A Swiss startup called Sun-Ways commissioned what might be the most unusual solar installation in the world on April 24, 2025. Today, 48 photovoltaic panels sit flush between the rails on a 100-meter stretch of active railway near the village of Buttes, low enough that trains pass directly overhead without slowing down. The panels are also completely removable. Maintenance crews can pull them out, do their work and put them back without shutting down the line.
The installation mechanism, developed with Swiss track maintenance company Scheuchzer, lays pre-assembled one-meter-wide panels between the rails like a carpet unrolling from a moving train and can cover up to 1,000 square meters a day.
The figures are deliberately low.
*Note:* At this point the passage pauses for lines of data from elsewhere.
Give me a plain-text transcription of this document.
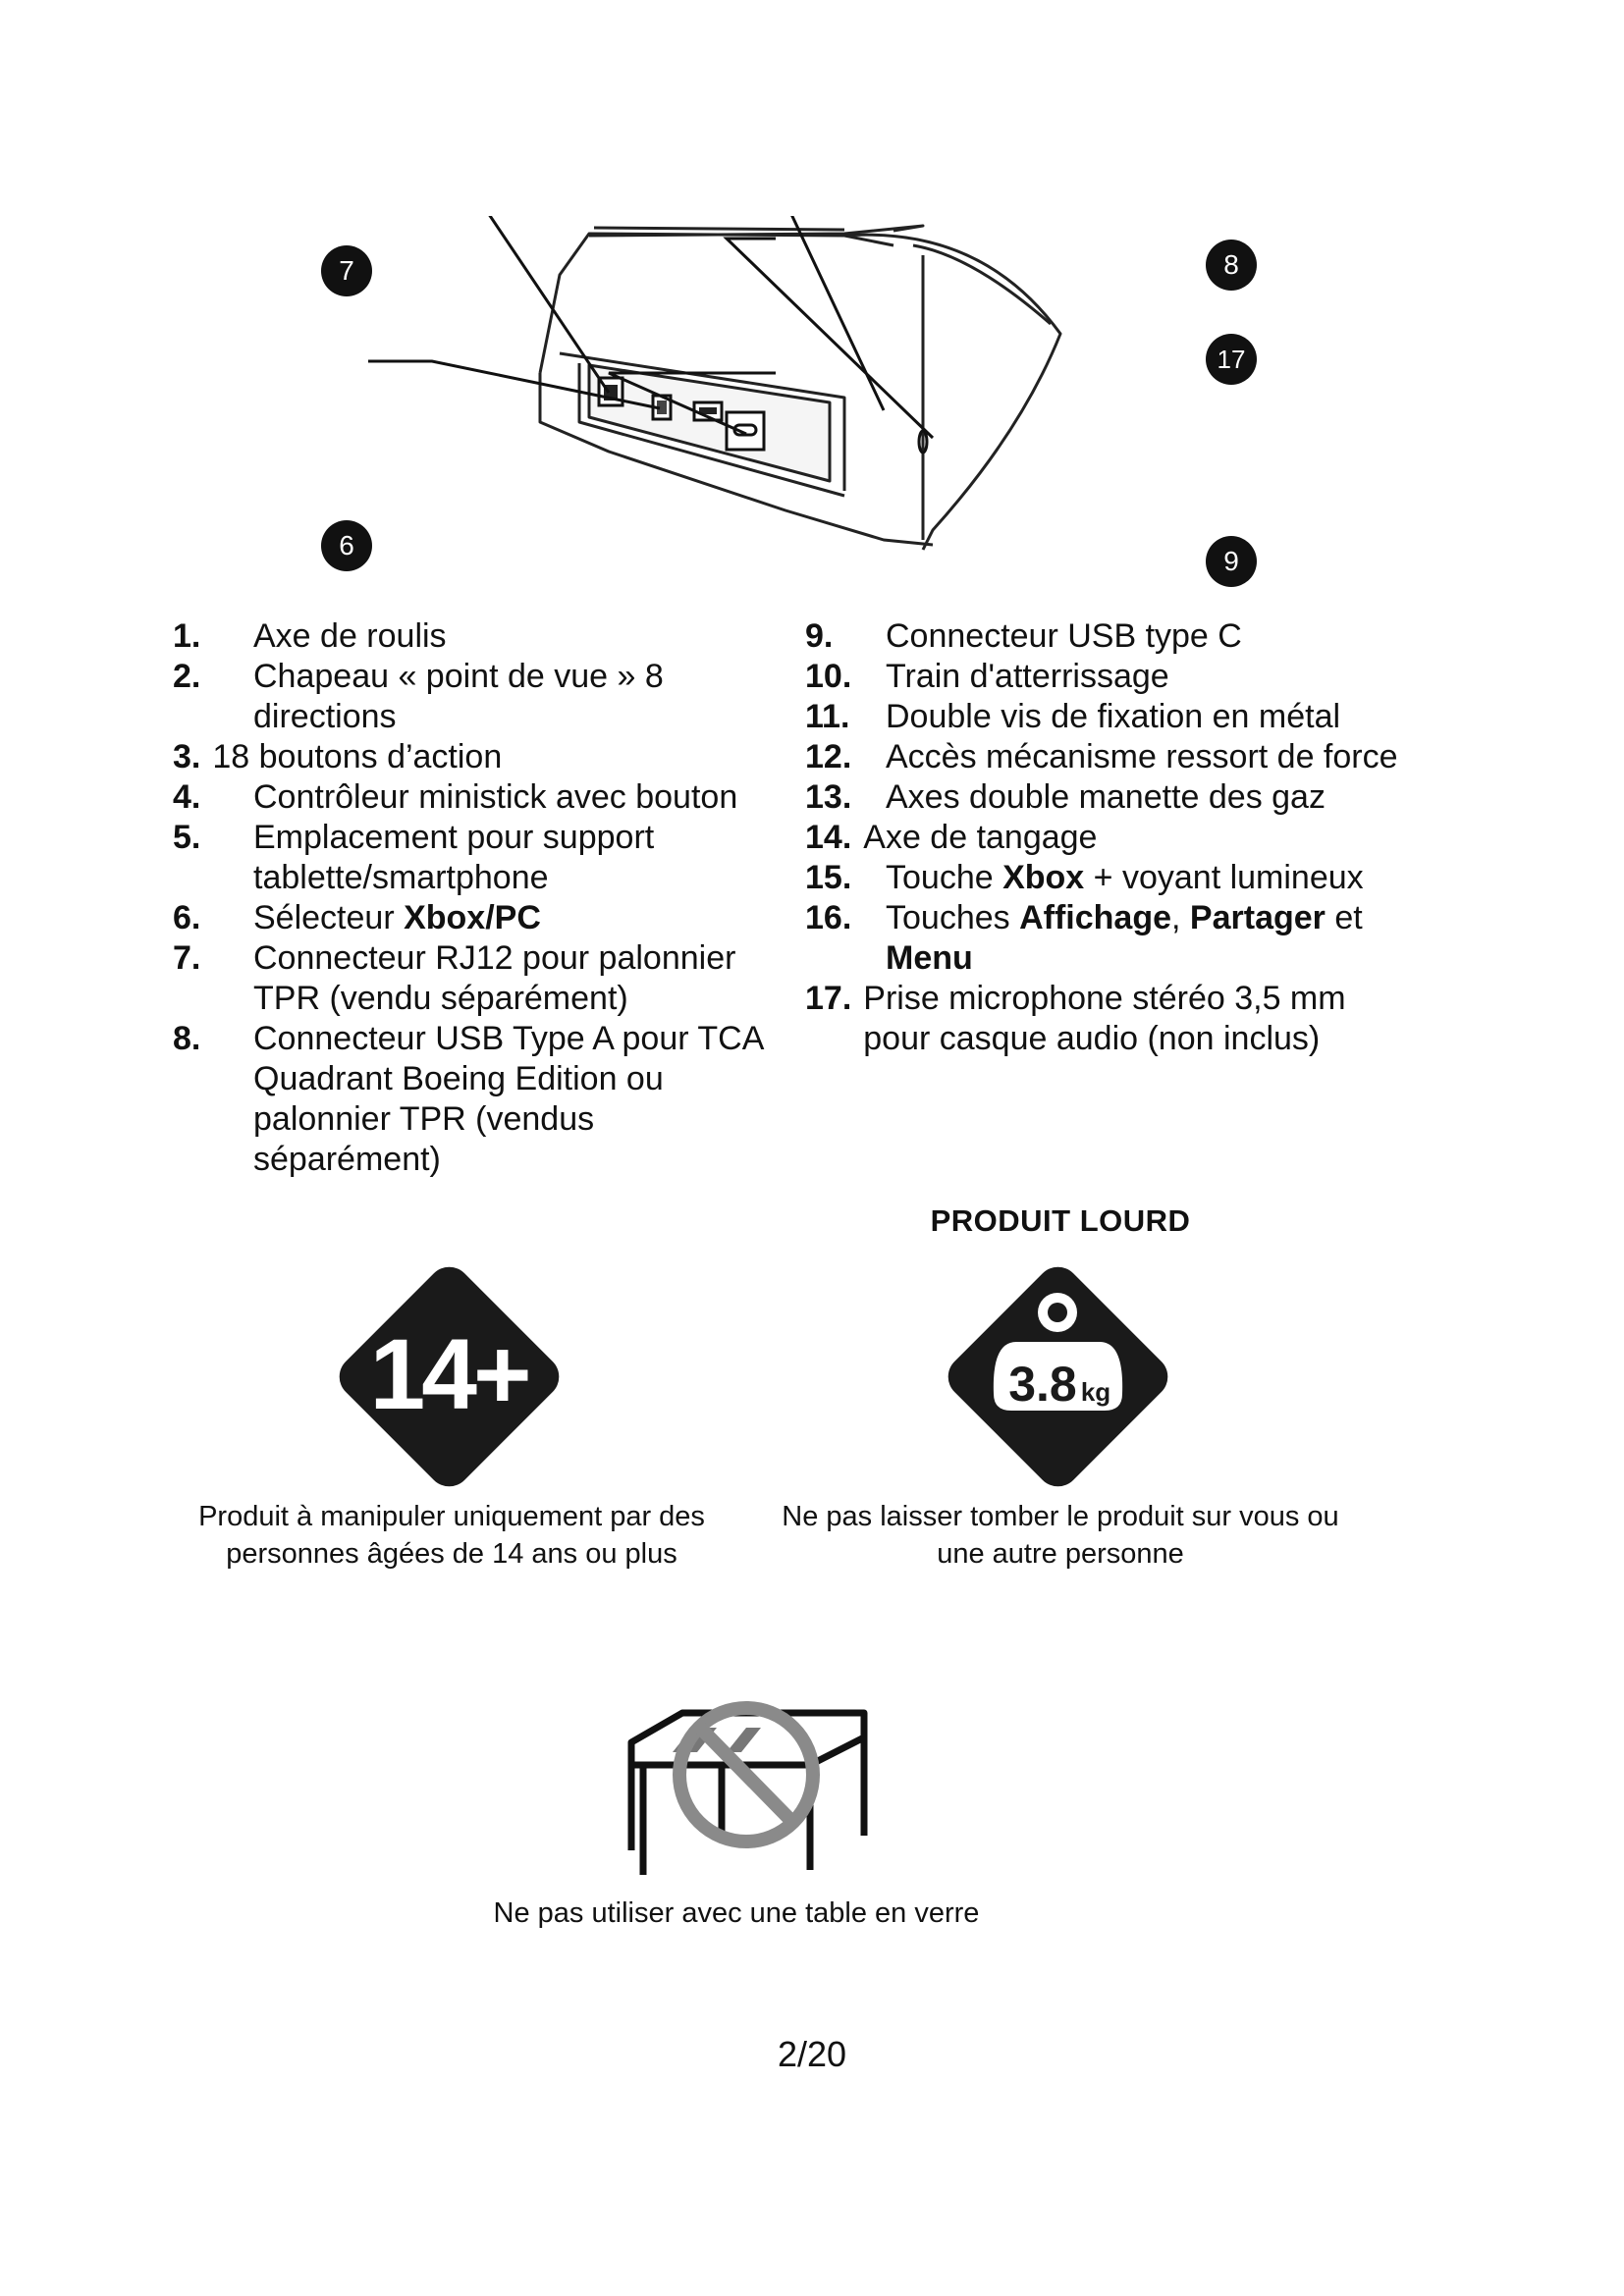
7
6
8
17
9
1.	Axe de roulis
2.	Chapeau « point de vue » 8 directions
3. 18 boutons d’action
4.	Contrôleur ministick avec bouton
5.	Emplacement pour support tablette/smartphone
6.	Sélecteur Xbox/PC
7.	Connecteur RJ12 pour palonnier TPR (vendu séparément)
8.	Connecteur USB Type A pour TCA Quadrant Boeing Edition ou palonnier TPR (vendus séparément)
9.	Connecteur USB type C
10.	Train d'atterrissage
11.	Double vis de fixation en métal
12.	Accès mécanisme ressort de force
13.	Axes double manette des gaz
14. Axe de tangage
15.	Touche Xbox + voyant lumineux
16.	Touches Affichage, Partager et Menu
17. Prise microphone stéréo 3,5 mm pour casque audio (non inclus)
PRODUIT LOURD
14+	3.8 kg
Produit à manipuler uniquement par des personnes âgées de 14 ans ou plus
Ne pas laisser tomber le produit sur vous ou une autre personne
Ne pas utiliser avec une table en verre
2/20
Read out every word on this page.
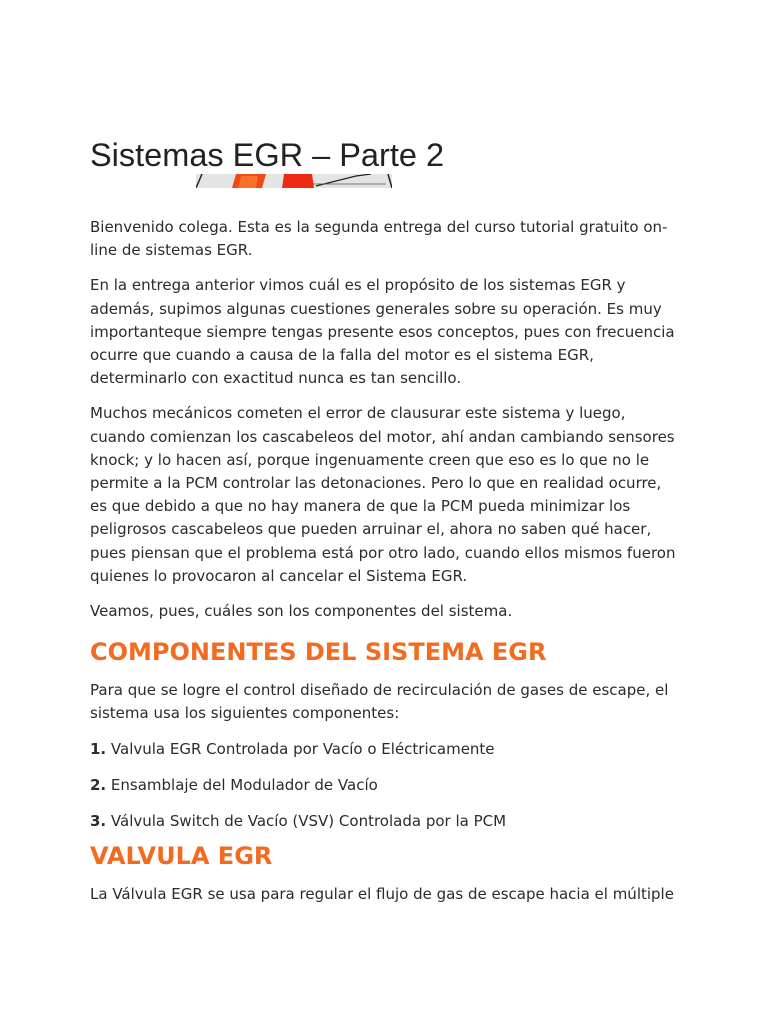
Sistemas EGR – Parte 2

Bienvenido colega. Esta es la segunda entrega del curso tutorial gratuito on-line de sistemas EGR.

En la entrega anterior vimos cuál es el propósito de los sistemas EGR y además, supimos algunas cuestiones generales sobre su operación. Es muy importanteque siempre tengas presente esos conceptos, pues con frecuencia ocurre que cuando a causa de la falla del motor es el sistema EGR, determinarlo con exactitud nunca es tan sencillo.

Muchos mecánicos cometen el error de clausurar este sistema y luego, cuando comienzan los cascabeleos del motor, ahí andan cambiando sensores knock; y lo hacen así, porque ingenuamente creen que eso es lo que no le permite a la PCM controlar las detonaciones. Pero lo que en realidad ocurre, es que debido a que no hay manera de que la PCM pueda minimizar los peligrosos cascabeleos que pueden arruinar el, ahora no saben qué hacer, pues piensan que el problema está por otro lado, cuando ellos mismos fueron quienes lo provocaron al cancelar el Sistema EGR.

Veamos, pues, cuáles son los componentes del sistema.

COMPONENTES DEL SISTEMA EGR

Para que se logre el control diseñado de recirculación de gases de escape, el sistema usa los siguientes componentes:

1. Valvula EGR Controlada por Vacío o Eléctricamente

2. Ensamblaje del Modulador de Vacío

3. Válvula Switch de Vacío (VSV) Controlada por la PCM

VALVULA EGR

La Válvula EGR se usa para regular el flujo de gas de escape hacia el múltiple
The 18-kilowatt installation is expected to produce about 16,000 kilowatt-hours of electricity per year, enough to power a handful of homes. That's not the point. The question is whether solar panels can handle the weight, vibration, metal dust from braking and repeated pressure waves of live train traffic in a three-year test running through April 2028.
Why nobody wants another solar farm in their backyard
The thing about solar is people like it, until it’s in their backyard. Big ground-mounted farms compete with communities for the same farmland, open spaces and scenic views they want to preserve. That tension has been painfully apparent in Switzerland, where voters turned down a 2023 proposal to put solar panels on Alpine mountainsides, underscoring that support for clean energy doesn’t necessarily include every site.
As the demand for solar grows, scientists and engineers have been working to figure out how to mitigate conflicts over the conversion of agricultural land a challenge that has spawned entire research fields around how to co-locate energy production with existing land uses without cannibalizing one another.